Art and Architecture
My Daughter-in-Law and I share a “Girls Only” vacation each year. Our trip is art museum focused. This year we chose to widen that focus to include naturally occurring art as well, as we visited the Grand Canyon and the Red Rocks of Sedona. We included the art of architecture by including the Arizona Biltmore and Taliesin West, Frank Lloyd Wright’s Designs.
Of course, no art focus is complete without a visit to a formal art museum so we enjoyed the collections of the Phoenix and the Heard Museums. As we parted ways at the airport for return to the West and East Coasts, the final conversation was about where our vacation destination would be next year!
We have recently returned from a glorious two-week tour of Scandinavia. The highlight of the trip was the hundreds of waterfalls we saw in Norway. We were not on a cruise. We prefer traveling with a group by bus and crossing countries to see the interior while learning how the local folks live their lives. A bus trip provides the advantage of a guide who feeds you knowledge of every sight you pass along the way.
A bus tour also offers you instant new friends – our group of forty travelers included twenty from Australia.
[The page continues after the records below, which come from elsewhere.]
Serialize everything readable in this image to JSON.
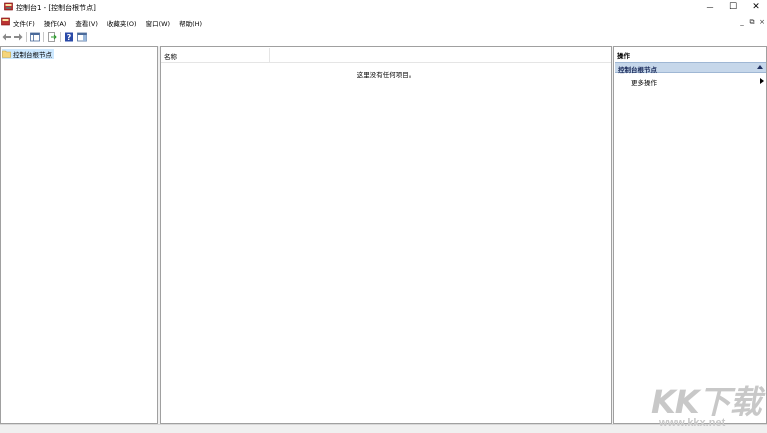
{
  "window": {
    "title": "控制台1 - [控制台根节点]",
    "minimize_glyph": "—",
    "maximize_glyph": "☐",
    "close_glyph": "✕"
  },
  "menubar": {
    "items": [
      "文件(F)",
      "操作(A)",
      "查看(V)",
      "收藏夹(O)",
      "窗口(W)",
      "帮助(H)"
    ],
    "mdi_minimize": "_",
    "mdi_restore": "⧉",
    "mdi_close": "×"
  },
  "toolbar": {
    "icons": [
      "back-arrow-icon",
      "forward-arrow-icon",
      "show-hide-console-tree-icon",
      "export-list-icon",
      "help-icon",
      "show-hide-action-pane-icon"
    ]
  },
  "tree": {
    "root_label": "控制台根节点"
  },
  "list": {
    "column_name": "名称",
    "empty_message": "这里没有任何项目。"
  },
  "actions": {
    "title": "操作",
    "section_label": "控制台根节点",
    "items": [
      {
        "label": "更多操作"
      }
    ]
  },
  "watermark": {
    "logo": "KK下载",
    "url": "www.kkx.net"
  },
  "colors": {
    "selection": "#cce8ff",
    "section_header": "#c6d7ea",
    "border": "#a0a0a0",
    "background": "#f0f0f0"
  }
}
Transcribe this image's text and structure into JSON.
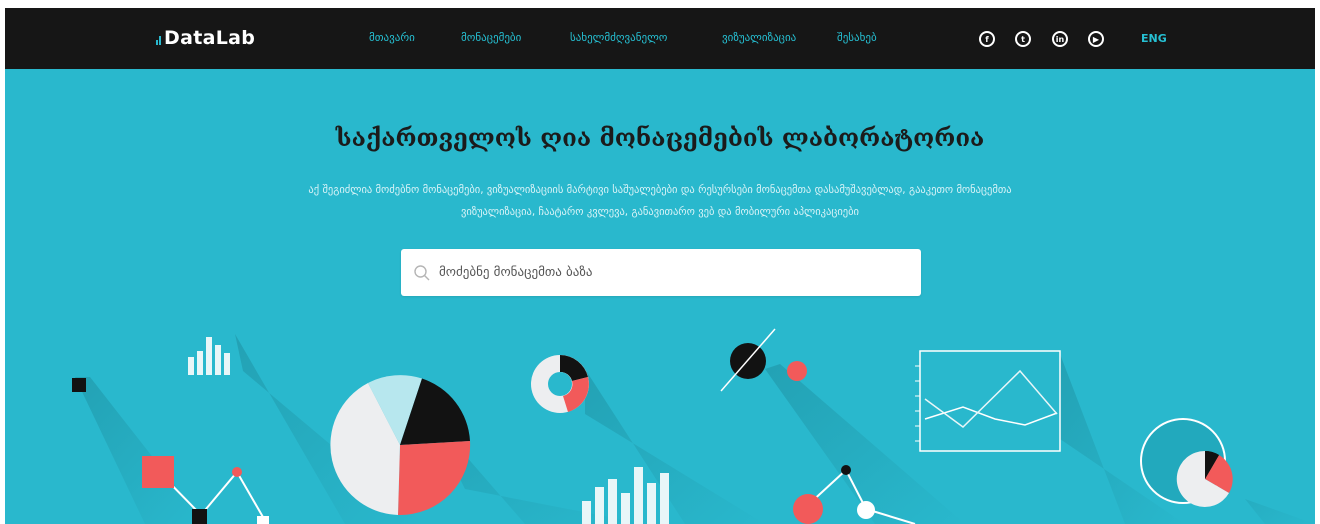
{
  "header": {
    "logo_text": "DataLab",
    "nav": [
      {
        "label": "მთავარი"
      },
      {
        "label": "მონაცემები"
      },
      {
        "label": "სახელმძღვანელო"
      },
      {
        "label": "ვიზუალიზაცია"
      },
      {
        "label": "შესახებ"
      }
    ],
    "social": [
      {
        "icon": "facebook-icon",
        "glyph": "f"
      },
      {
        "icon": "twitter-icon",
        "glyph": "t"
      },
      {
        "icon": "linkedin-icon",
        "glyph": "in"
      },
      {
        "icon": "youtube-icon",
        "glyph": "▶"
      }
    ],
    "lang": "ENG"
  },
  "hero": {
    "title": "საქართველოს ღია მონაცემების ლაბორატორია",
    "subtitle_line1": "აქ შეგიძლია მოძებნო მონაცემები, ვიზუალიზაციის მარტივი საშუალებები და რესურსები მონაცემთა დასამუშავებლად, გააკეთო მონაცემთა",
    "subtitle_line2": "ვიზუალიზაცია, ჩაატარო კვლევა, განავითარო ვებ და მობილური აპლიკაციები",
    "search_placeholder": "მოძებნე მონაცემთა ბაზა"
  },
  "colors": {
    "nav_bg": "#161616",
    "accent": "#29b8cd",
    "red": "#f25a5a",
    "light": "#edeef0"
  }
}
We learned about life in Australia, as well as life in Scandinavia.
We have recently returned from a road trip to visit friends in Foley, Alabama on the upper Gulf Coast. We are planning a midsummer drive (after our first grandson arrives) to South Florida’s Gulf Coast to visit friends in Bonita Springs and Fort Myers, where we lived for fifteen years. This will be our first return since moving to Springmoor in October 2015.
Late in summer, if not early fall, we will drive to Naperville and Chicago, Illinois to visit more friends. We were students at Memphis Central High School with all of these friends. The three trips will average a minimum of 35 hours and 1,600 miles but we no longer enjoy flying so a road trip is our favorite style!
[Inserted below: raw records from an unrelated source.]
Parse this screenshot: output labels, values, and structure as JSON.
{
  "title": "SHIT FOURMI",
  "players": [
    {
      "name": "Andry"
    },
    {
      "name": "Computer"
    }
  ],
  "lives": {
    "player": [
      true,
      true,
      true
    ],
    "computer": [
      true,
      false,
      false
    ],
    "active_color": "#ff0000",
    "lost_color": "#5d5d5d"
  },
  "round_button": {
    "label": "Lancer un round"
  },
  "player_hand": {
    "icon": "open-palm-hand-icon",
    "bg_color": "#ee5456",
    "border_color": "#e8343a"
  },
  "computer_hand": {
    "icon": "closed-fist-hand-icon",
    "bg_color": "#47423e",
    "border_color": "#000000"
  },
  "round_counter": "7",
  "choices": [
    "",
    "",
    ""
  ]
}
We will be going to Oak Island on our annual family beach trip with my mother’s family. This year will be the 54th year our family has gone as one unit. We drive there and now have to occupy two houses. We continue the tradition with my mom’s siblings. It has become the highlight of my girl’s summer. They cannot wait to be there all week with their four cousins. We still play putt-putt in the Annual Family Challenge game, eat at the same restaurant that we have for over 20 years and we always go get Italian Ice.
We will also head back to the OBX for a long weekend to celebrate my third daughter’s graduation. We will rent an RV and stay at Cape Hatteras as we navigate the rest of Hwy. 12. We also escape to Topsail Island every chance we get, including this weekend!
We are just got back from a very quick trip to Iowa. There was lush, beautiful greenery along the roadside with the mimosa trees in full bloom. There was mostly calm traffic. And only a few rain showers along the way.
The trip highlights included a family luncheon, a short Lutheran Commitment Ceremony and a drive with my sister to Nauvoo, Illinois, where we admired the outside of the reconstructed temple and stopped at the LDS Visitors’ Center where we viewed an interesting video, “Remembering Nauvoo.”
We are going to Cape Lookout. We have never been there before. There will be four or five boats going with lots of friends on board!
We are headed to Orlando to see grandchildren and of course, their parents, too. Yes, we’ve been there before and will be there many more times in the future.
We are planning a trip to Canada later. I want to go whale watching, see Niagara Falls from the north side, and eat French food!
Wyoming and Utah
Our vacation for the summer starts the last week in June with the Caravan Tour Company. We will fly into Rapid City, South Dakota and journey via bus, river float trip, and more to Mt. Rushmore and Crazy Horse; Little Big Horn, Montana; Yellowstone, Wyoming; the Grand Tetons and Jackson and end in Salt Lake City, Utah.
We are going by ourselves and will join with probably thirty-five or more people on the tour, generally from all over the country. With the exception of Yellowstone, everything will be new to us.